Durante os Jogos de Moscou, já trabalhando como jornalista, o tempo para ficar diante da TV assistindo às competições já não existia mais. A partir dali acompanhei notícias e competições na condição de profissional, não mais de espectadora.

Quis a vida que eu desse muitas voltas e retornasse ao esporte, como o ouroboros, que morde a própria cauda, fechando um ciclo iniciado muitas décadas atrás. Desde que me tornei professora e passei a me relacionar com o esporte de forma acadêmica, eu voltei a assistir aos Jogos Olímpicos horas a fio. Menos torcedora e mais analista, observo a cena da competição buscando o não dito, o interdito e, acima de tudo, a humanidade dos Jogos Olímpicos.

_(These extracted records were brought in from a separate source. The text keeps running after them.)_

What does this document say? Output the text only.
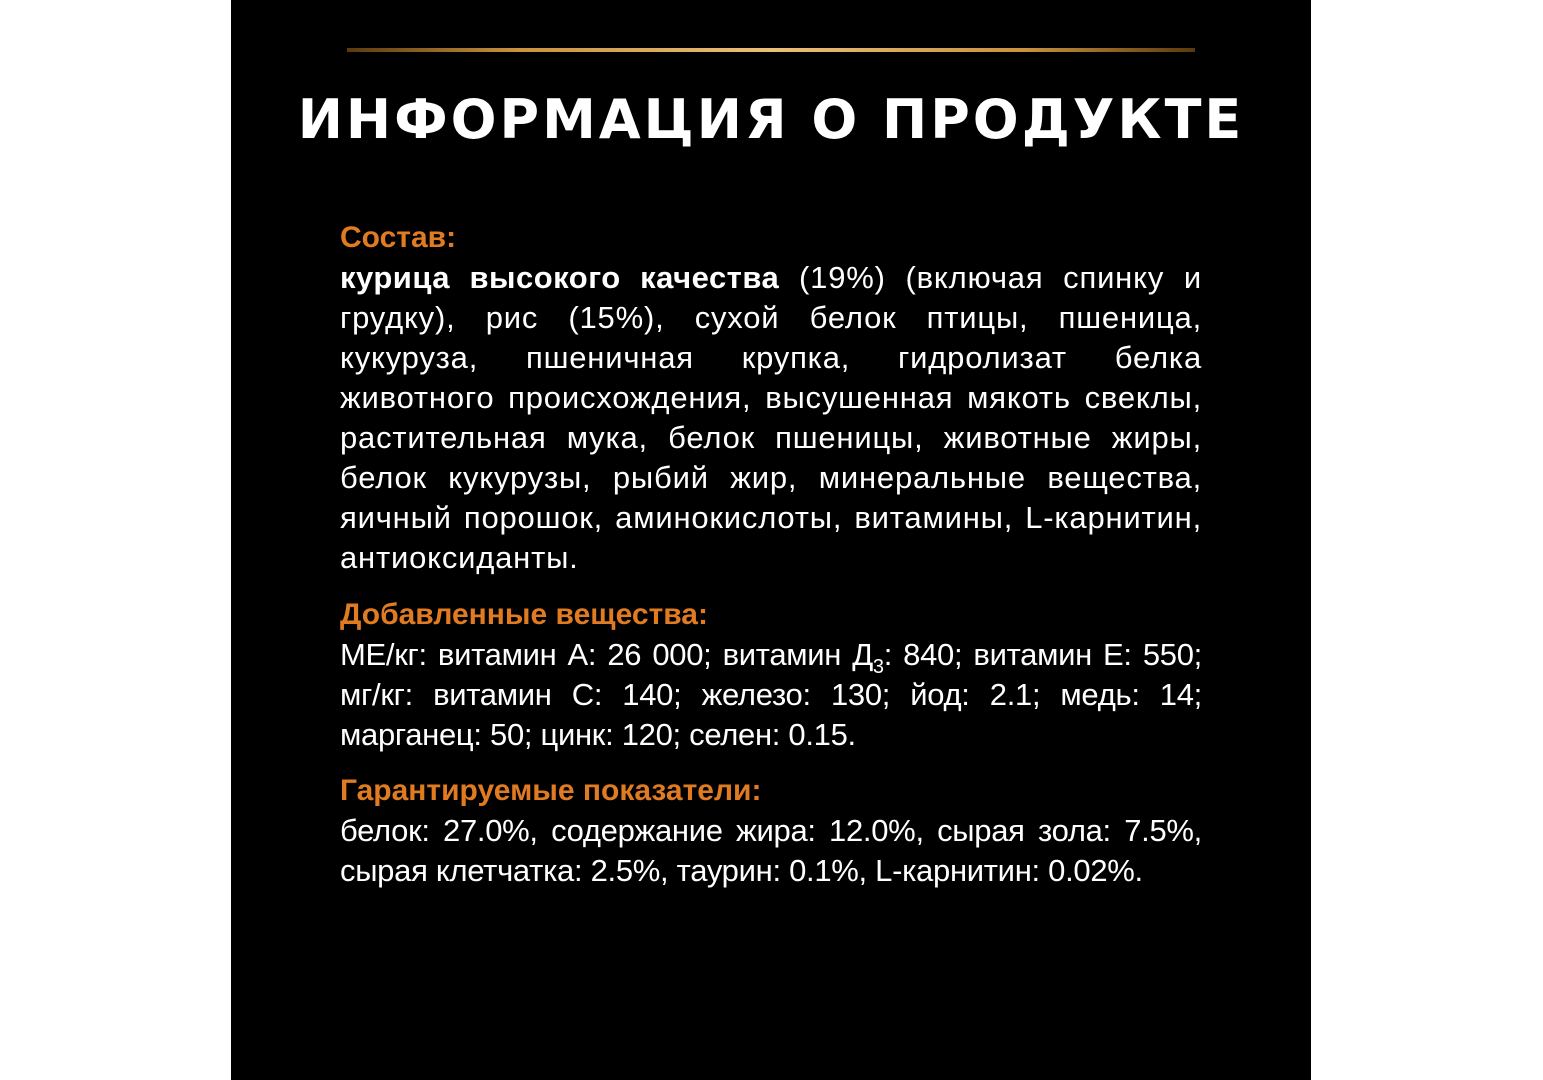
ИНФОРМАЦИЯ О ПРОДУКТЕ
Состав:

курица высокого качества (19%) (включая спинку и грудку), рис (15%), сухой белок птицы, пшеница, кукуруза, пшеничная крупка, гидролизат белка животного происхождения, высушенная мякоть свеклы, растительная мука, белок пшеницы, животные жиры, белок кукурузы, рыбий жир, минеральные вещества, яичный порошок, аминокислоты, витамины, L-карнитин, антиоксиданты.

Добавленные вещества:

МЕ/кг: витамин А: 26 000; витамин $Д_3$: 840; витамин Е: 550; мг/кг: витамин С: 140; железо: 130; йод: 2.1; медь: 14; марганец: 50; цинк: 120; селен: 0.15.

Гарантируемые показатели:

белок: 27.0%, содержание жира: 12.0%, сырая зола: 7.5%, сырая клетчатка: 2.5%, таурин: 0.1%, L-карнитин: 0.02%.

Essa busca só é possível pelo reconhecimento das pessoas que fazem os Jogos, que são os atletas. Que lembrança eu teria de Montreal sem Nadia Comaneci? Sem dúvidas a final do voleibol das mulheres, jogo que durou mais de 3 horas e meia, quando ainda existia a vantagem e não o ponto direto como temos hoje. O curioso dessa lembrança é que eu não lembro ao certo quais eram os times ou as jogadoras.

Informação perdida nas brumas do esquecimento pode ser acessada facilmente com o apertar de dois botões nas redes de informação.

A memória, entretanto, se fixa nas ondas do afeto, despertadas por feitos reconhecidamente sobre humanos.

Essa seria, sem sombra de dúvidas, a razão maior para a realização dos Jogos Olímpicos de Tóquio depois do mundo ser outro mundo pós-pandemia. É inegável a necessidade de cenas que resgatem o prazer de viver, possível a atletas que são heroicizados pela grandiosidade de seus feitos. Bastaria isso. Mas, não só isso.

Que comece então o espetáculo. Sem que se esqueça que a normalidade está ainda longe de ser resgatada. O que viveremos é apenas um momento de deleite somente vivido a cada 4 anos.